One hundred years have now passed, and the site of morbid fascination is to become a site of commemorative celebration in honor of the centenary of World War I. India has previously honored Brighton Pavilion as a place of healing, presenting Britain with the aptly named Indian Gate just three years after the conflict. Now, after ninety-seven more years, a host of honorary ceremonies will pay tribute to both the Britons who managed the hospital and the Indians who lived and died there as they struggled to forge a victory for the Allies, The Telegraph reports.

Many Indians are already honored, at the site of the Chattri Memorial (built the same year that Britain received the Indian Gate). They are also honored in a number of museum exhibits, which feature information on former patients of Brighton Pavilion. Many of these patients have written letters which extensively state their gratitude for the British, who looked after not only their physical well-being, but the maintenance of their spiritual well-being as well.
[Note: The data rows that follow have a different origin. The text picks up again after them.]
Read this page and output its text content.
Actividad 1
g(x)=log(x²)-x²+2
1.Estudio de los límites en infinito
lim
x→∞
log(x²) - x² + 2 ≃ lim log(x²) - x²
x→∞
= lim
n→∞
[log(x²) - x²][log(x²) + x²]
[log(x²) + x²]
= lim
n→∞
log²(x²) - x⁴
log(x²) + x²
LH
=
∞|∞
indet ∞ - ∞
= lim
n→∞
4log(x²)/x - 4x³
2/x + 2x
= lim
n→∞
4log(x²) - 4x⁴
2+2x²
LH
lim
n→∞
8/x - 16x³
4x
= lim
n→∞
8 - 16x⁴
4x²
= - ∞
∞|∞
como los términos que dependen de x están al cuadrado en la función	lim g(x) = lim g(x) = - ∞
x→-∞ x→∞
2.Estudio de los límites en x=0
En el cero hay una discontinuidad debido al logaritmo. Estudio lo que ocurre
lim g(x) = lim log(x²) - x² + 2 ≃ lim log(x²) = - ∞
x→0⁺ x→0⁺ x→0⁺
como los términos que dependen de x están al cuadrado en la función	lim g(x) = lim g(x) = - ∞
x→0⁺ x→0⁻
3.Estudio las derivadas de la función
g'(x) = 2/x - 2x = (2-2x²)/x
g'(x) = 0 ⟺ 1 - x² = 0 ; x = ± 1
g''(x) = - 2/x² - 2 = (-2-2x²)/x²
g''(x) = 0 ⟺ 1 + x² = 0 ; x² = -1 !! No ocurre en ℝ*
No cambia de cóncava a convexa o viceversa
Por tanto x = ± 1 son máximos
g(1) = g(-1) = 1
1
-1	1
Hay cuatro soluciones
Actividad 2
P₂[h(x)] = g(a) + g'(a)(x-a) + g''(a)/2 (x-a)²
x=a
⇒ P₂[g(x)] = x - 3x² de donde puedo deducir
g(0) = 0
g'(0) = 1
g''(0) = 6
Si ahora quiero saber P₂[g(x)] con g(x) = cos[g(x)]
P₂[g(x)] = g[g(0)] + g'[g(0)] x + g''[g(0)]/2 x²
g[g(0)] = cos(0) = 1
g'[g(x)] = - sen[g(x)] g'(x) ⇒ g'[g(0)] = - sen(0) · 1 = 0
Brighton Pavilion was more than a simple hospital. It was a place where every Indian soldier’s cultural, dietary, and religious traditions were highly respected. This is one of the many reasons that India was so grateful for the care that soldiers received there. Both the Chattri Memorial and Brighton Pavilion have now become places where Britons and Indians are able to pay their respects to men of both nations, who looked after each other both on and off the front during a treacherous and terrifying war.